Having portrayed himself as a lukewarm supporter of congestion pricing, Upper East Side Assemblyman Micah Kellner let loose with some surprisingly pointed remarks last week, when, to paraphrase, he told the New York Times he didn’t think Governor David Paterson would try to shove the congestion pricing bill down the throats of Assembly members.
Now that Paterson has announced his support for the plan, a recent letter to a constituent seems to indicate that Kellner has had a change of heart. Rather than oppose the bill as introduced, Kellner says he will support it while "working to make it an even better bill."
The assemblyman’s sticking points include exemptions for the disabled, whether or not they own a car; exemptions for hospital patients; surcharges for drivers who don’t have E-ZPass; and "fee equity for New Jersey drivers."
The full text of the letter follows the jump.
Thank you for contacting me to let me know of your support for the congestion pricing plan as recommended by the New York State Traffic Congestion Mitigation Commission on January 31, 2008.
I agree with you on this important issue, and I look forward to voting for the Governor’s congestion pricing bill when it comes to the Assembly floor.
I am particularly proud that three changes that I testified in favor of made it into the draft bill that has been submitted to the State Legislature: 1. Residential parking permits; 2. Dedication of any and all congestion pricing revenue to funding capital improvements for our mass transit system, and; 3. Exemptions for people with disabilities who have DMV-issued disabled license plates.
Until the bill actually comes to a vote, I will be working to make it an even better bill – because although we need congestion pricing, there are still significant problems.

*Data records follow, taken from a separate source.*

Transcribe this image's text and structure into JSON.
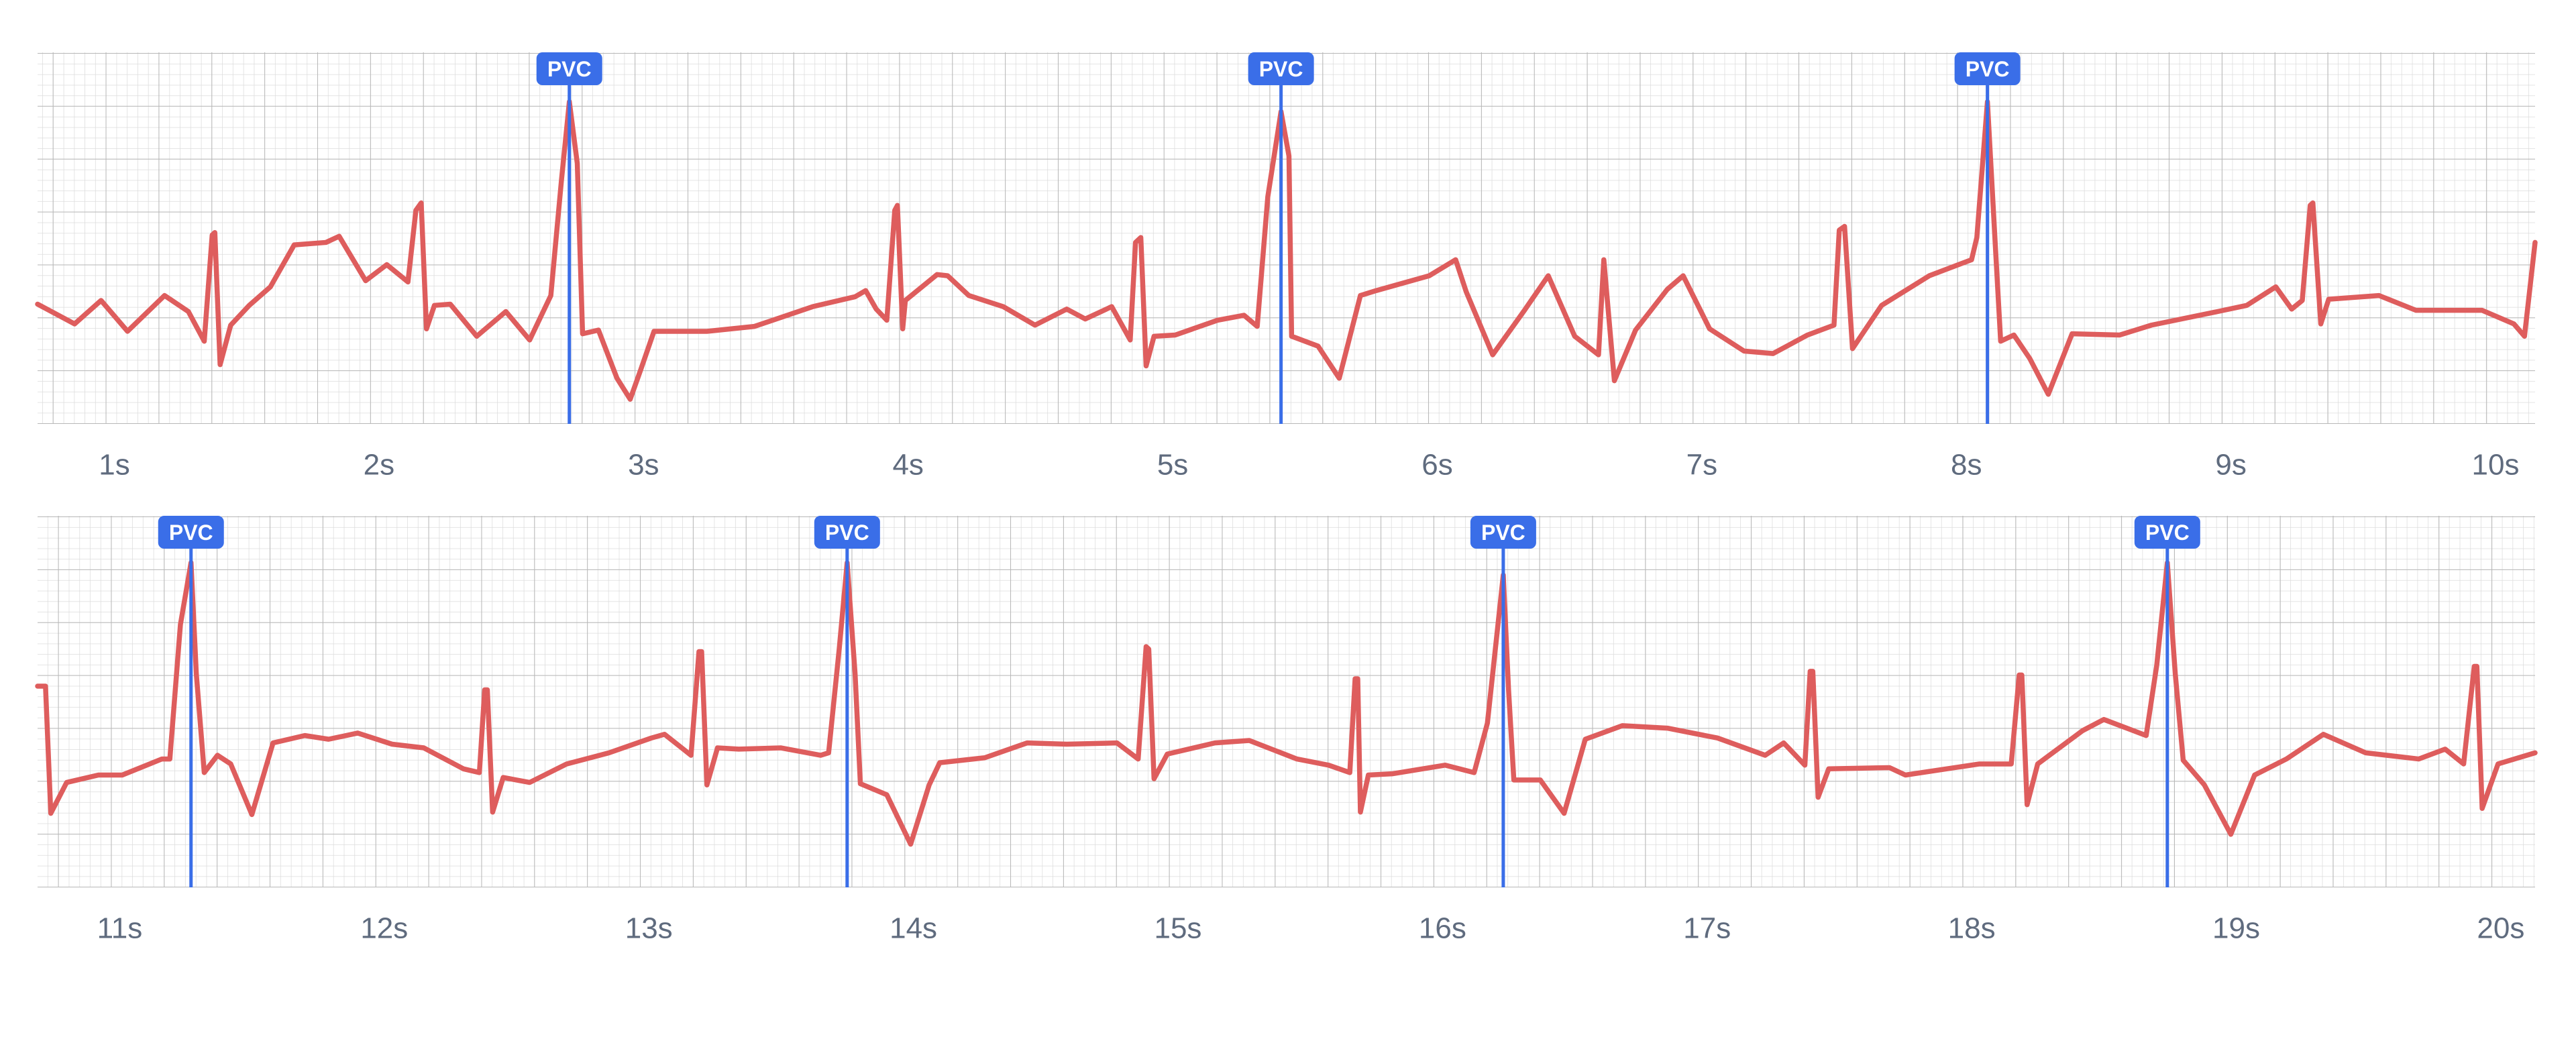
{
  "chart_data": [
    {
      "type": "line",
      "xlim": [
        0.74,
        10.18
      ],
      "ylim": [
        -0.8,
        2.21
      ],
      "xticks": [
        {
          "value": 1,
          "label": "1s"
        },
        {
          "value": 2,
          "label": "2s"
        },
        {
          "value": 3,
          "label": "3s"
        },
        {
          "value": 4,
          "label": "4s"
        },
        {
          "value": 5,
          "label": "5s"
        },
        {
          "value": 6,
          "label": "6s"
        },
        {
          "value": 7,
          "label": "7s"
        },
        {
          "value": 8,
          "label": "8s"
        },
        {
          "value": 9,
          "label": "9s"
        },
        {
          "value": 10,
          "label": "10s"
        }
      ],
      "series": [
        {
          "color": "#de5d5d",
          "x": [
            0.74,
            0.88,
            0.98,
            1.08,
            1.22,
            1.31,
            1.37,
            1.4,
            1.41,
            1.43,
            1.47,
            1.54,
            1.62,
            1.71,
            1.83,
            1.88,
            1.98,
            2.06,
            2.14,
            2.17,
            2.19,
            2.21,
            2.24,
            2.3,
            2.4,
            2.51,
            2.6,
            2.68,
            2.72,
            2.75,
            2.78,
            2.8,
            2.86,
            2.93,
            2.98,
            3.02,
            3.07,
            3.27,
            3.45,
            3.67,
            3.83,
            3.87,
            3.91,
            3.95,
            3.98,
            3.99,
            4.01,
            4.02,
            4.14,
            4.18,
            4.26,
            4.39,
            4.51,
            4.63,
            4.7,
            4.8,
            4.87,
            4.89,
            4.91,
            4.93,
            4.96,
            5.04,
            5.2,
            5.3,
            5.35,
            5.39,
            5.44,
            5.47,
            5.48,
            5.58,
            5.66,
            5.74,
            5.8,
            6.0,
            6.1,
            6.14,
            6.24,
            6.36,
            6.45,
            6.55,
            6.64,
            6.66,
            6.7,
            6.78,
            6.9,
            6.96,
            7.06,
            7.19,
            7.3,
            7.43,
            7.53,
            7.55,
            7.57,
            7.6,
            7.71,
            7.89,
            8.05,
            8.07,
            8.11,
            8.14,
            8.16,
            8.21,
            8.27,
            8.34,
            8.43,
            8.61,
            8.73,
            8.98,
            9.09,
            9.2,
            9.26,
            9.3,
            9.33,
            9.34,
            9.37,
            9.4,
            9.59,
            9.73,
            9.98,
            10.1,
            10.14,
            10.18
          ],
          "values": [
            0.17,
            0.01,
            0.2,
            -0.05,
            0.24,
            0.11,
            -0.13,
            0.73,
            0.75,
            -0.32,
            0.0,
            0.16,
            0.31,
            0.65,
            0.67,
            0.72,
            0.36,
            0.49,
            0.35,
            0.93,
            0.99,
            -0.03,
            0.16,
            0.17,
            -0.09,
            0.11,
            -0.12,
            0.24,
            1.17,
            1.81,
            1.31,
            -0.07,
            -0.04,
            -0.43,
            -0.6,
            -0.36,
            -0.05,
            -0.05,
            -0.01,
            0.15,
            0.23,
            0.28,
            0.13,
            0.04,
            0.93,
            0.97,
            -0.03,
            0.2,
            0.41,
            0.4,
            0.24,
            0.15,
            0.0,
            0.13,
            0.05,
            0.15,
            -0.12,
            0.67,
            0.71,
            -0.33,
            -0.09,
            -0.08,
            0.04,
            0.08,
            -0.01,
            1.04,
            1.73,
            1.37,
            -0.09,
            -0.17,
            -0.43,
            0.24,
            0.28,
            0.4,
            0.53,
            0.27,
            -0.24,
            0.12,
            0.4,
            -0.09,
            -0.24,
            0.53,
            -0.45,
            -0.04,
            0.29,
            0.4,
            -0.03,
            -0.21,
            -0.23,
            -0.08,
            0.0,
            0.77,
            0.8,
            -0.19,
            0.16,
            0.4,
            0.53,
            0.71,
            1.81,
            0.64,
            -0.13,
            -0.08,
            -0.27,
            -0.56,
            -0.07,
            -0.08,
            0.0,
            0.11,
            0.16,
            0.31,
            0.13,
            0.2,
            0.97,
            0.99,
            0.01,
            0.21,
            0.24,
            0.12,
            0.12,
            0.01,
            -0.09,
            0.67
          ]
        }
      ],
      "annotations": [
        {
          "x": 2.75,
          "label": "PVC",
          "color": "#3a6ee8"
        },
        {
          "x": 5.44,
          "label": "PVC",
          "color": "#3a6ee8"
        },
        {
          "x": 8.11,
          "label": "PVC",
          "color": "#3a6ee8"
        }
      ]
    },
    {
      "type": "line",
      "xlim": [
        10.72,
        20.16
      ],
      "ylim": [
        -0.8,
        2.21
      ],
      "xticks": [
        {
          "value": 11,
          "label": "11s"
        },
        {
          "value": 12,
          "label": "12s"
        },
        {
          "value": 13,
          "label": "13s"
        },
        {
          "value": 14,
          "label": "14s"
        },
        {
          "value": 15,
          "label": "15s"
        },
        {
          "value": 16,
          "label": "16s"
        },
        {
          "value": 17,
          "label": "17s"
        },
        {
          "value": 18,
          "label": "18s"
        },
        {
          "value": 19,
          "label": "19s"
        },
        {
          "value": 20,
          "label": "20s"
        }
      ],
      "series": [
        {
          "color": "#de5d5d",
          "x": [
            10.72,
            10.75,
            10.77,
            10.83,
            10.95,
            11.04,
            11.19,
            11.22,
            11.26,
            11.3,
            11.32,
            11.35,
            11.4,
            11.45,
            11.53,
            11.61,
            11.73,
            11.82,
            11.93,
            12.06,
            12.18,
            12.33,
            12.39,
            12.41,
            12.42,
            12.44,
            12.48,
            12.58,
            12.72,
            12.88,
            13.04,
            13.09,
            13.19,
            13.22,
            13.23,
            13.25,
            13.29,
            13.37,
            13.53,
            13.68,
            13.71,
            13.75,
            13.78,
            13.81,
            13.83,
            13.93,
            14.02,
            14.09,
            14.13,
            14.3,
            14.46,
            14.61,
            14.8,
            14.88,
            14.91,
            14.92,
            14.94,
            14.99,
            15.17,
            15.3,
            15.48,
            15.6,
            15.68,
            15.7,
            15.71,
            15.72,
            15.75,
            15.84,
            16.04,
            16.15,
            16.2,
            16.26,
            16.28,
            16.3,
            16.4,
            16.49,
            16.57,
            16.71,
            16.88,
            17.07,
            17.25,
            17.32,
            17.4,
            17.42,
            17.43,
            17.45,
            17.49,
            17.72,
            17.78,
            18.06,
            18.18,
            18.21,
            18.22,
            18.24,
            18.28,
            18.45,
            18.53,
            18.69,
            18.73,
            18.77,
            18.8,
            18.83,
            18.91,
            19.01,
            19.1,
            19.22,
            19.36,
            19.52,
            19.72,
            19.82,
            19.89,
            19.93,
            19.94,
            19.96,
            20.02,
            20.16
          ],
          "values": [
            0.83,
            0.83,
            -0.2,
            0.05,
            0.11,
            0.11,
            0.24,
            0.24,
            1.33,
            1.83,
            0.93,
            0.13,
            0.27,
            0.2,
            -0.21,
            0.37,
            0.43,
            0.4,
            0.45,
            0.36,
            0.33,
            0.16,
            0.13,
            0.8,
            0.8,
            -0.19,
            0.09,
            0.05,
            0.2,
            0.29,
            0.41,
            0.44,
            0.27,
            1.11,
            1.11,
            0.03,
            0.33,
            0.32,
            0.33,
            0.27,
            0.29,
            1.13,
            1.83,
            0.93,
            0.04,
            -0.05,
            -0.45,
            0.03,
            0.21,
            0.25,
            0.37,
            0.36,
            0.37,
            0.24,
            1.15,
            1.13,
            0.08,
            0.28,
            0.37,
            0.39,
            0.24,
            0.19,
            0.13,
            0.89,
            0.89,
            -0.19,
            0.11,
            0.12,
            0.19,
            0.13,
            0.53,
            1.73,
            0.8,
            0.07,
            0.07,
            -0.2,
            0.4,
            0.51,
            0.49,
            0.41,
            0.27,
            0.37,
            0.19,
            0.95,
            0.95,
            -0.07,
            0.16,
            0.17,
            0.11,
            0.2,
            0.2,
            0.92,
            0.92,
            -0.13,
            0.2,
            0.47,
            0.56,
            0.43,
            1.0,
            1.83,
            0.93,
            0.23,
            0.03,
            -0.37,
            0.11,
            0.24,
            0.44,
            0.29,
            0.24,
            0.32,
            0.2,
            0.99,
            0.99,
            -0.16,
            0.2,
            0.29
          ]
        }
      ],
      "annotations": [
        {
          "x": 11.3,
          "label": "PVC",
          "color": "#3a6ee8"
        },
        {
          "x": 13.78,
          "label": "PVC",
          "color": "#3a6ee8"
        },
        {
          "x": 16.26,
          "label": "PVC",
          "color": "#3a6ee8"
        },
        {
          "x": 18.77,
          "label": "PVC",
          "color": "#3a6ee8"
        }
      ]
    }
  ]
}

*People with Disabilities*
The bill contains an exemption for drivers with disabled plates, but does not include exemptions for people with disabilities who use accessible taxis or those people with disabilities who have SVIP placards (about 5000 New Yorkers have these placards; they are issued by the New York City Department of Transportation to people with
disabilities who do not own their own cars but are frequently transported by another person, usually a family member).
*Patients at Hospitals Within the Zone*
The bill contains no exemptions for drivers traveling to and from Manhattan hospitals, several of which are located on the Upper East Side.
I believe that a tax credit for low-income drivers is appropriate and in line with New York’s tradition of progressive taxation (those who can least afford to pay should not be taxed as much as those who can afford to pay more). $8 is more of a burden for a family that is low-income than for a family with a larger household income because low-income drivers are less like to have EZ-Pass. I believe it is unfair to subject these families to an additional $1 surcharge for not having EZ-Pass, on top of other related penalties.
*New Jersey** Needs To Pay Its Fair Share*
I also believe that we need to see more efforts towards fee equity for New Jersey drivers. The current plan exempts New Jersey drivers from paying the congestion pricing fee, leaving them no incentive to park their cars and take mass transit. Out of state drivers should not be getting what amounts to a discount and leaving New Yorkers to pay the lion’s share of this tax.
Last year, I sent a survey to all registered voters in my district and I compiled a report from those findings. In total there were over 400 respondents. 64 percent of residents indicated their support for some form of congestion pricing, but most had reservations about some of the details of the plan, including many of the issues I discussed in this letter. My report as well as my corresponding testimony in front of the Commission on January 16, 2008 are available for you to read on my Assembly website (go to www.assembly.state.ny.us
<http://www.assembly.state.ny.us/> and click on my name, there are links to the testimony and report there).
Congestion pricing is an important and complicated undertaking, but one that I believe is incredibly important for the environmental, health, and economic future of the entire region. I’m glad to have your support on this important issue.
Thank you again for contacting me. Your opinions and feedback are important to me and I hope that you will continue to share them.